Billings, Montana.
Viernes noche.
Samantha Murphy se quitó los zapatos, se levantó el vestido hasta las caderas y comenzó a trepar por la tapia de piedra. Mientras se dejaba caer al jardín del otro lado, oyó un desgarrón. Jamás volvería a vestirse de seda para hacer un trabajo clandestino.
Magnífico, pensó al ver el enorme jirón, y dejó que la falda cayera hasta los tobillos.
—¿Champán, señorita?
Samantha giró sobre sus talones y descubrió a un camarero, con una bandeja llena de copas. Tras él, escabulléndose por las puertas de la terraza, escapaba el débil sonido de la música clásica, el alegre tintinear de las copas y el murmullo de las conversaciones.
De modo que el camarero y ella estaban solos en el jardín, preguntándose ambos qué estaba haciendo el otro allí.
—Gracias, me encantaría tomar una copa —dijo, sintiendo que las mejillas le ardían.
El camarero inclinó ligeramente la cabeza y se dirigió hacia las puertas de la terraza, que abrió de par en par antes de deslizarse en su interior.

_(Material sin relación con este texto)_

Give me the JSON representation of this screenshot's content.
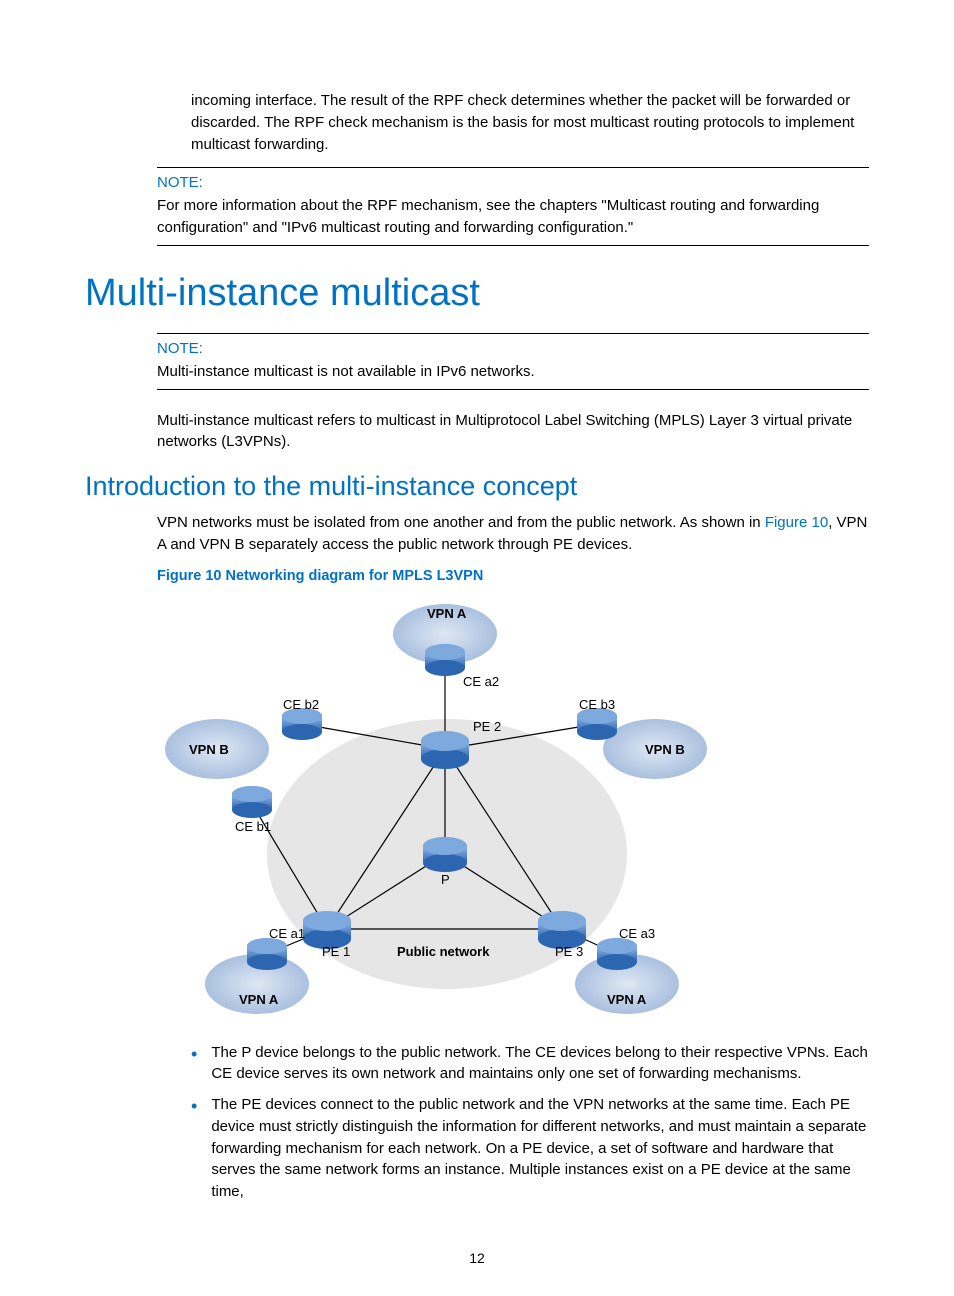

Samantha bebió un sorbo de burbujeante champán y lo observó con atención. Temía que hubiera ido a comunicarle a la anfitriona que acababa de colarse una intrusa en la fiesta, y tenía todos los motivos del mundo para estar asustada. A través de las puertas de la terraza, veía a los hombres vestidos de esmoquin y a las mujeres con las más lujosas galas. Samantha no se habría sentido más fuera de lugar en una colonia nudista.

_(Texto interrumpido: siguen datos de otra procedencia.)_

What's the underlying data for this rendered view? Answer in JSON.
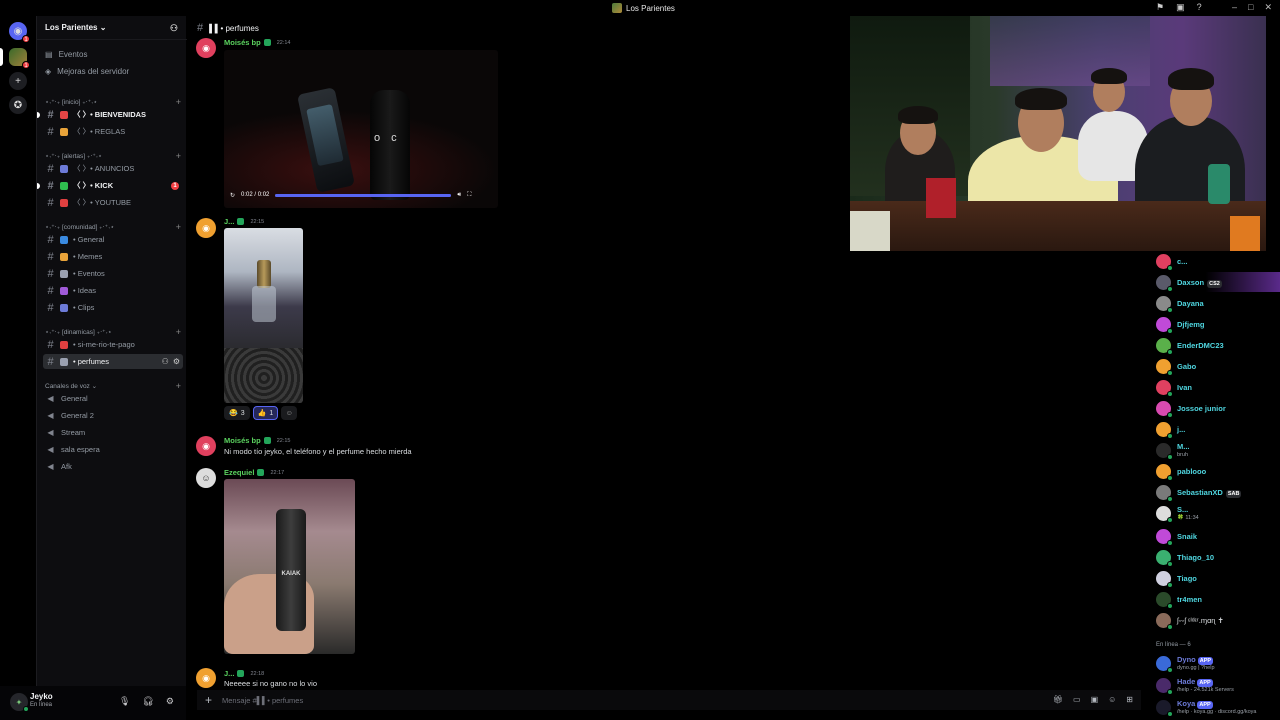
{
  "window": {
    "title": "Los Parientes"
  },
  "server": {
    "name": "Los Parientes",
    "rail_badge": "1",
    "rail_badge_2": "1"
  },
  "sidebar": {
    "top_items": [
      {
        "label": "Eventos",
        "icon": "calendar-icon"
      },
      {
        "label": "Mejoras del servidor",
        "icon": "boost-icon"
      }
    ],
    "categories": [
      {
        "label": "⋆˖⁺‧₊ [inicio] ₊‧⁺˖⋆"
      },
      {
        "label": "⋆˖⁺‧₊ [alertas] ₊‧⁺˖⋆"
      },
      {
        "label": "⋆˖⁺‧₊ [comunidad] ₊‧⁺˖⋆"
      },
      {
        "label": "⋆˖⁺‧₊ [dinamicas] ₊‧⁺˖⋆"
      }
    ],
    "channels": [
      {
        "label": "〈 〉• BIENVENIDAS",
        "color": "#e64545"
      },
      {
        "label": "〈 〉• REGLAS",
        "color": "#e8a33a"
      },
      {
        "label": "〈 〉• ANUNCIOS",
        "color": "#6d7bd8"
      },
      {
        "label": "〈 〉• KICK",
        "color": "#2fbf4f",
        "badge": "1"
      },
      {
        "label": "〈 〉• YOUTUBE",
        "color": "#e04040"
      },
      {
        "label": "• General",
        "color": "#3a8ae0"
      },
      {
        "label": "• Memes",
        "color": "#e8a33a"
      },
      {
        "label": "• Eventos",
        "color": "#9aa0b0"
      },
      {
        "label": "• Ideas",
        "color": "#a05ad8"
      },
      {
        "label": "• Clips",
        "color": "#6d7bd8"
      },
      {
        "label": "• si-me-rio-te-pago",
        "color": "#e04040"
      },
      {
        "label": "• perfumes",
        "color": "#9aa0b0"
      }
    ],
    "voice_header": "Canales de voz",
    "voice_channels": [
      "General",
      "General 2",
      "Stream",
      "sala espera",
      "Afk"
    ]
  },
  "user": {
    "name": "Jeyko",
    "status": "En línea"
  },
  "chat": {
    "channel_name": "▌▌• perfumes",
    "placeholder": "Mensaje #▌▌• perfumes",
    "video": {
      "time": "0:02 / 0:02",
      "progress": 1.0,
      "bottle_text": "o c"
    },
    "messages": [
      {
        "author": "Moisés bp",
        "time": "22:14"
      },
      {
        "author": "J...",
        "time": "22:15"
      },
      {
        "author": "Moisés bp",
        "time": "22:15",
        "text": "Ni modo tío jeyko, el teléfono y el perfume hecho mierda"
      },
      {
        "author": "Ezequiel",
        "time": "22:17",
        "bottle_label": "KAIAK"
      },
      {
        "author": "J...",
        "time": "22:18",
        "text": "Neeeee si no gano no lo vio"
      }
    ],
    "reactions": [
      {
        "emoji": "😂",
        "count": "3"
      },
      {
        "emoji": "👍",
        "count": "1"
      },
      {
        "emoji": "☺",
        "count": ""
      }
    ]
  },
  "members": {
    "list": [
      {
        "name": "c...",
        "color": "#e04060"
      },
      {
        "name": "Daxson",
        "tag": "CS2",
        "color": "#5a5a6a"
      },
      {
        "name": "Dayana",
        "color": "#8a8a8a"
      },
      {
        "name": "Djfjemg",
        "color": "#c04ad8"
      },
      {
        "name": "EnderDMC23",
        "color": "#5ab04a"
      },
      {
        "name": "Gabo",
        "color": "#f0a030"
      },
      {
        "name": "Ivan",
        "color": "#e04060"
      },
      {
        "name": "Jossoe junior",
        "color": "#d84ab0"
      },
      {
        "name": "j...",
        "color": "#f0a030"
      },
      {
        "name": "M...",
        "sub": "bruh",
        "color": "#2a2a2a"
      },
      {
        "name": "pablooo",
        "color": "#f0a030"
      },
      {
        "name": "SebastianXD",
        "tag": "SAB",
        "color": "#7a7a7a"
      },
      {
        "name": "S...",
        "sub": "🍀 11:34",
        "color": "#dddddd"
      },
      {
        "name": "Snaik",
        "color": "#c04ad8"
      },
      {
        "name": "Thiago_10",
        "color": "#3ab070"
      },
      {
        "name": "Tiago",
        "color": "#d0d0e0"
      },
      {
        "name": "tr4men",
        "color": "#2a4a2a"
      },
      {
        "name": "ʃᵕᵕʃ ᵋᴵᵈᵋʳ.ɱɑɳ ✝",
        "color": "#8a6a5a"
      }
    ],
    "online_header": "En línea — 6",
    "bots": [
      {
        "name": "Dyno",
        "badge": "APP",
        "sub": "dyno.gg | ?help",
        "color": "#3a6ad8"
      },
      {
        "name": "Hade",
        "badge": "APP",
        "sub": "/help - 24.521k Servers",
        "color": "#4a2a6a"
      },
      {
        "name": "Koya",
        "badge": "APP",
        "sub": "/help · koya.gg · discord.gg/koya",
        "color": "#1a1a2a"
      }
    ]
  }
}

Se encaminó hacia las puertas y, justo antes de llegar, descubrió su reflejo en el cristal. Apenas podía reconocerse. La seda blanca se abrazaba a sus curvas y el desgarrón del vestido casi parecía hecho a propósito. Los tacones añadían unos cinco centímetros más a su altura y el sofisticado peinado convertía su, habitualmente, salvaje melena en un intrincado laberinto de rizos que enmarcaban un rostro perfectamente maquillado.
—No está mal —susurró.
Ni su propia madre la habría reconocido.
Sintiéndose como Cenicienta en el baile, guiñó el ojo a su reflejo, comprobó que la cámara en miniatura continuaba escondida entre sus senos, y alzó la barbilla con orgullo. Había llegado el momento de actuar.
Will Sheridan sabía lo que estaba buscando. Permanecía en una esquina, escrutando a la multitud. Había planeado aquello al igual que lo planeaba todo en su vida. Y en aquel momento, cuando se acercaba ya su trigésimo sexto aniversario, estaba preparado para dar un importante paso: el matrimonio.
Una vez tomada la decisión, ya sólo era cuestión de encontrar a la pareja perfecta, antes de que llegara su cumpleaños. No era algo que le preocupara. Abordaba aquella cuestión como todo lo que hacía: metódicamente. Encontraría a la mujer adecuada, pasarían unos meses de noviazgo y, tras el período de tiempo apropiado, llegaría el matrimonio.
Sabía perfectamente lo que quería de una esposa, de modo que encontrarla no le resultaría difícil. Ésa era una de las razones por las que había aceptado la invitación de su hermana. Katherine Sheridan Ashley organizaba el tipo de fiestas a las que su futura esposa podría asistir. La mujer de sus sueños no dudaría en frecuentar aquellos círculos, tendría un trabajo que complementaría el suyo, compartiría un pasado familiar similar y tendría unos gustos refinados que la convertirían en la perfecta esposa y madre de sus hijos.
Acostumbrado a consultar a expertos cuando necesitaba consejo, Will había estado de acuerdo en asistir a la fiesta. Katherine le había asegurado que no lo decepcionaría. Tenía en mente a la mujer perfecta para él.